Déjà onze personnes spécialement formées aux méthodes d'enquête de la police scientifique./Photo DDM

La délinquance en hausse ? Selon le rapport dévoilé fin janvier par la préfecture, la délinquance a augmenté l’an passé de 0,68 % dans le département, avec de fortes disparités entre le milieu urbain et les zones rurales. La délinquance a augmenté de 4,5 % en zone gendarmerie, un chiffre à ponctuer avec la hausse démographique dans ces zones : atteintes volontaires à l’intégrité physique (en particulier les violences familiales) en hausse, mais au chapitre des bonnes nouvelles, les atteintes aux biens, les cambriolages et les vols à la roulotte stagnent, les violences urbaines chutent de 20 % comme les infractions économiques.

 

Comment réagissent les enquêteurs de gendarmerie ? Le lieutenant Inès Rommel, commandant la brigade de L’Union, répond : «Parmi les moyens d’enquête dont nous disposons, les méthodes de la police scientifique sont de plus en plus utilisées.
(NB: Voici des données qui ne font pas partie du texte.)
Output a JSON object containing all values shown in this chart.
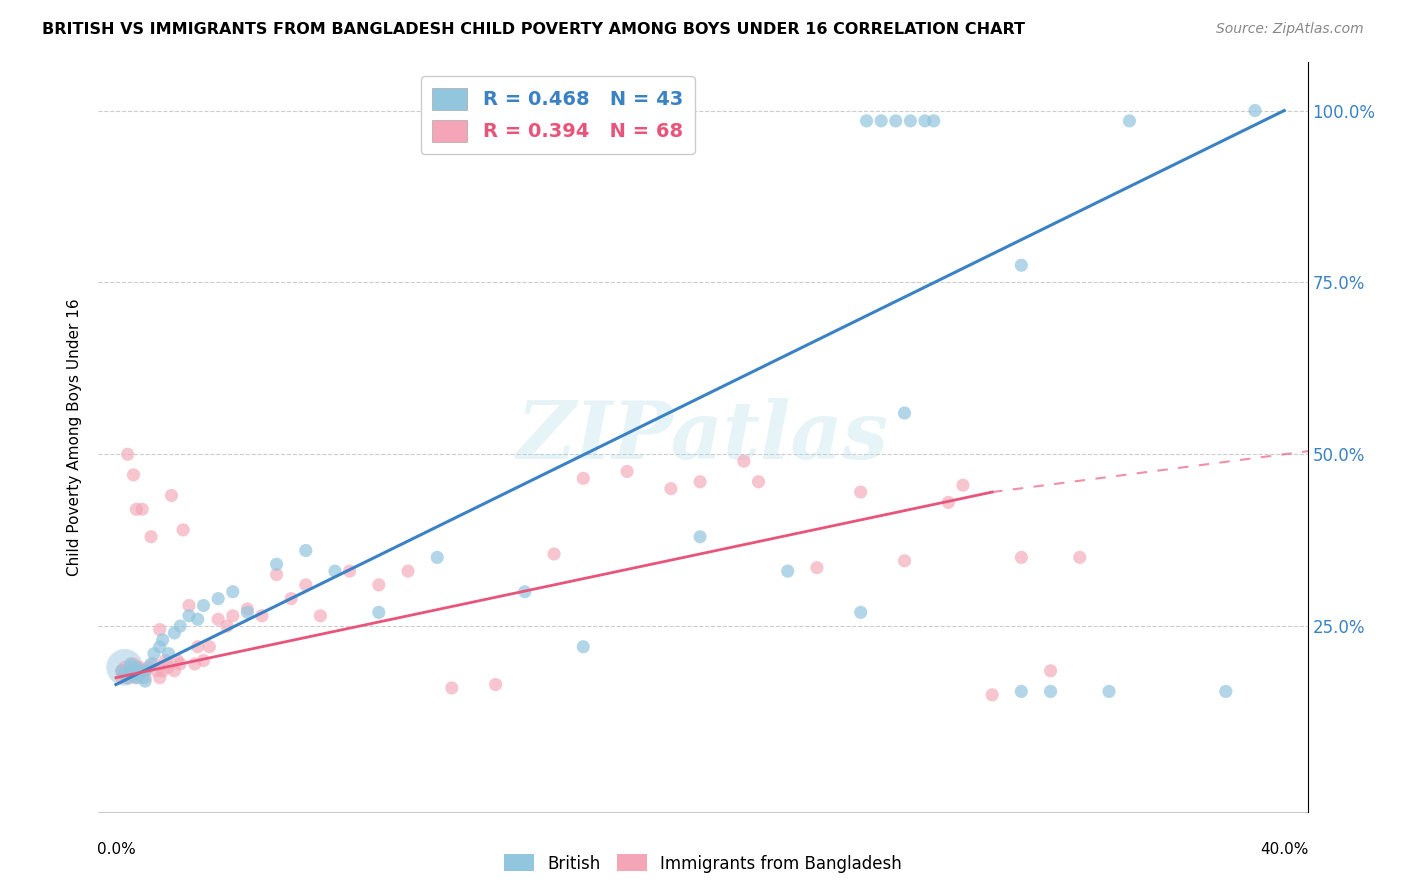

La scène du délit est isolée, et des enquêteurs spécialisés vont relever toutes les traces, tous les indices possibles : les traces de pas, les empreintes digitales bien sûr mais aussi d’autres plus surprenantes comme celle par exemple de dents, les restes biologiques comme le sang ou la salive, traces téléphoniques, etc.»

 

Parmi les objectifs, identifier aussi bien une victime qu’un délinquant, déterminer les modes opératoires. «De nombreux cambrioleurs sont des itinérants de passage, avançant de ville en ville depuis le nord jusqu’à la région toulousaine, par exemple», poursuit le lieutenant Rommel. «Les grands axes de circulation, avec une fuite rapide, sont recherchés. Une personne arrêtée, opérant sur Garidech, L’Union, Aucamville, était venue et repartie en bus, tout simplement, outils et bijoux dans les poches. Le cambriolage lui-même prend 5 minutes maximum. Mais les maisons à l’écart ne sont pas à l’abri : les nombreux ”caminots” permettent une fuite discrète.»

 

C’est pourquoi les besoins de formation augmentent. «Nous avons déjà onze agents formés spécialement», annonce le lieutenant Rommel. «Les citoyens de L’Union doivent rester cependant vigilants, en particulier les personnes âgées qui sont des cibles plus faciles. Des réunions de préventions sont organisées pour apprendre à diminuer les risques, se méfier des fausses identités.»